Introduces aitken and pleiades (this one will get decommissioned soon). Takes JCSDA out from default build.yaml.

Well, sort of. The machine pleiades will go away, but I think the pfe login nodes will still exist.

I believe you can only get to the Rome and Cascade Lake nodes on Aitken from the pfe nodes just like you can only get to the Milan nodes from afe.
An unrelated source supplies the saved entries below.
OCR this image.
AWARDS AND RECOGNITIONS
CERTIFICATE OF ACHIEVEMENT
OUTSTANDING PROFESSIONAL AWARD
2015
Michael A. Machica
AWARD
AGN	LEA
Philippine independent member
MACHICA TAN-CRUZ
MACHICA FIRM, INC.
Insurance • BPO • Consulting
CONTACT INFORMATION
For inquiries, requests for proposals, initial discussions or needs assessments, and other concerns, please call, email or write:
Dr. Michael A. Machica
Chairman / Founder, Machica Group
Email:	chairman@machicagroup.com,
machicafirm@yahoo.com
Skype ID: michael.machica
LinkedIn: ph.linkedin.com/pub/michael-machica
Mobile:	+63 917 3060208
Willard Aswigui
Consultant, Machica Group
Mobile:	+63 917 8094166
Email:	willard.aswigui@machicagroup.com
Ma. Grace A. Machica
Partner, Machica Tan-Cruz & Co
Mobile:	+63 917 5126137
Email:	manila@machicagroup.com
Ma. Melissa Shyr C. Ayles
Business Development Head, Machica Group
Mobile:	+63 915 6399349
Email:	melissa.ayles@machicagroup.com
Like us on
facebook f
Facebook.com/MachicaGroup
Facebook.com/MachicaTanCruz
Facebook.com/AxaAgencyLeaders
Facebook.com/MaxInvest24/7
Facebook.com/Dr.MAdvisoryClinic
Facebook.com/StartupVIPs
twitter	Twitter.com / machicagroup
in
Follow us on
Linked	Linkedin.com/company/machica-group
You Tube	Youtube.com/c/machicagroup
@mathomp4, is srun valid on NAS for GNU?

Nope! NAS is PBS so you need to use qsub to submit to batch. And I don't think there is an srun exact equivalent for PBS. That is, I'm not sure you can qsub command.

@mranst
Copy link
Copy Markdown
Collaborator

mranst commented Nov 12, 2025

So I'm confused how our Tier2 tests are running...

I believe it's because the swell tier2 tests are run under the gmao_ci user on discover, which does have git credentials, whereas these are run somewhere else

@mathomp4
Copy link
Copy Markdown
Member

So I'm confused how our Tier2 tests are running...
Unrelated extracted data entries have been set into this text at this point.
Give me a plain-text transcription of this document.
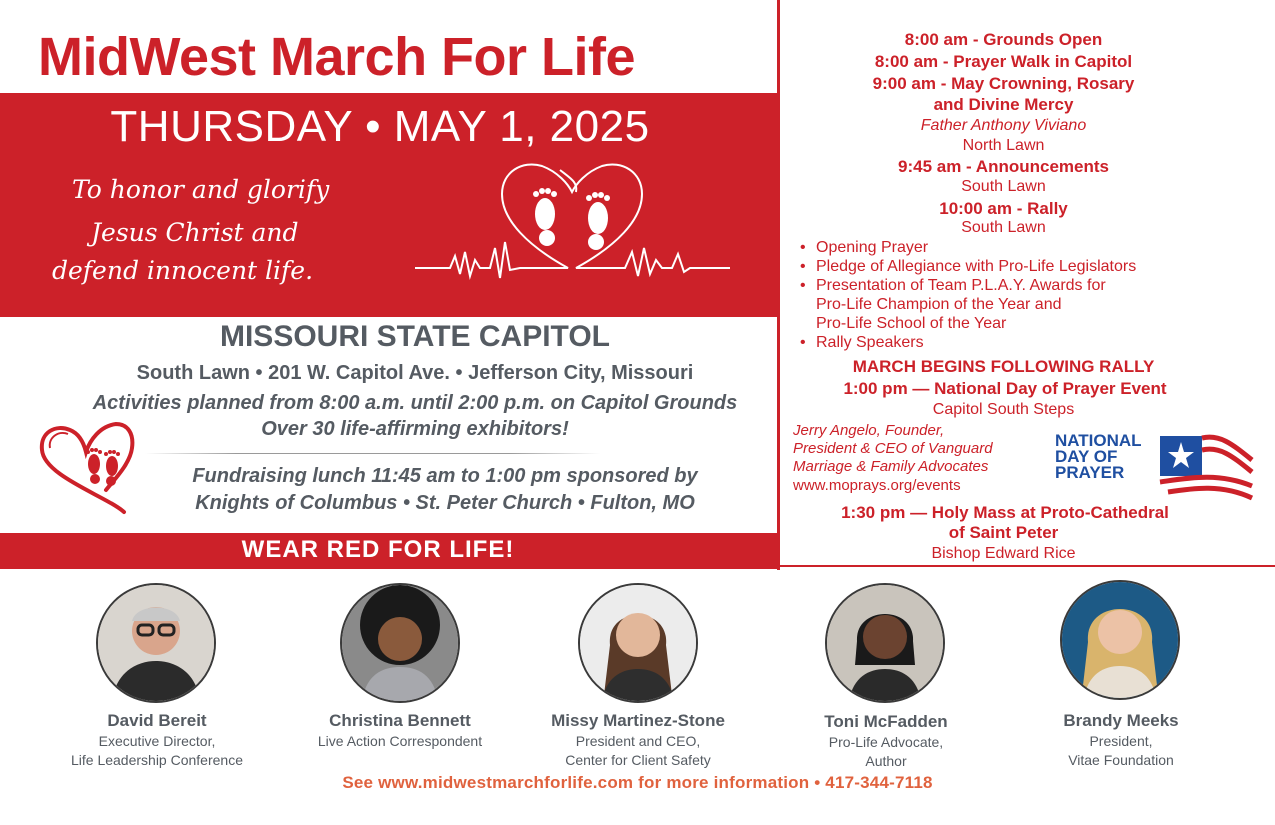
MidWest March For Life
THURSDAY • MAY 1, 2025
To honor and glorify
Jesus Christ and
defend innocent life.
MISSOURI STATE CAPITOL
South Lawn • 201 W. Capitol Ave. • Jefferson City, Missouri
Activities planned from 8:00 a.m. until 2:00 p.m. on Capitol Grounds
Over 30 life-affirming exhibitors!
Fundraising lunch 11:45 am to 1:00 pm sponsored by
Knights of Columbus • St. Peter Church • Fulton, MO
WEAR RED FOR LIFE!
8:00 am - Grounds Open
8:00 am - Prayer Walk in Capitol
9:00 am - May Crowning, Rosary
and Divine Mercy
Father Anthony Viviano
North Lawn
9:45 am - Announcements
South Lawn
10:00 am - Rally
South Lawn
• Opening Prayer
• Pledge of Allegiance with Pro-Life Legislators
• Presentation of Team P.L.A.Y. Awards for
Pro-Life Champion of the Year and
Pro-Life School of the Year
• Rally Speakers
MARCH BEGINS FOLLOWING RALLY
1:00 pm — National Day of Prayer Event
Capitol South Steps
Jerry Angelo, Founder,
President & CEO of Vanguard
Marriage & Family Advocates
www.moprays.org/events
NATIONAL
DAY OF
PRAYER
1:30 pm — Holy Mass at Proto-Cathedral
of Saint Peter
Bishop Edward Rice
David Bereit
Executive Director,
Life Leadership Conference
Christina Bennett
Live Action Correspondent
Missy Martinez-Stone
President and CEO,
Center for Client Safety
Toni McFadden
Pro-Life Advocate,
Author
Brandy Meeks
President,
Vitae Foundation
See www.midwestmarchforlife.com for more information • 417-344-7118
I believe it's because the swell tier2 tests are run under the gmao_ci user on discover, which does have git credentials, whereas these are run somewhere else

We might be able to add a GitHub secret for this? Maybe have the gmao_ci credential used in GitHub actions?

@Dooruk
Copy link
Copy Markdown
Collaborator Author

Dooruk commented Nov 12, 2025

We might be able to add a GitHub secret for this? Maybe have the gmao_ci credential used in GitHub actions?

This would be good, do we need SI admin privilieges?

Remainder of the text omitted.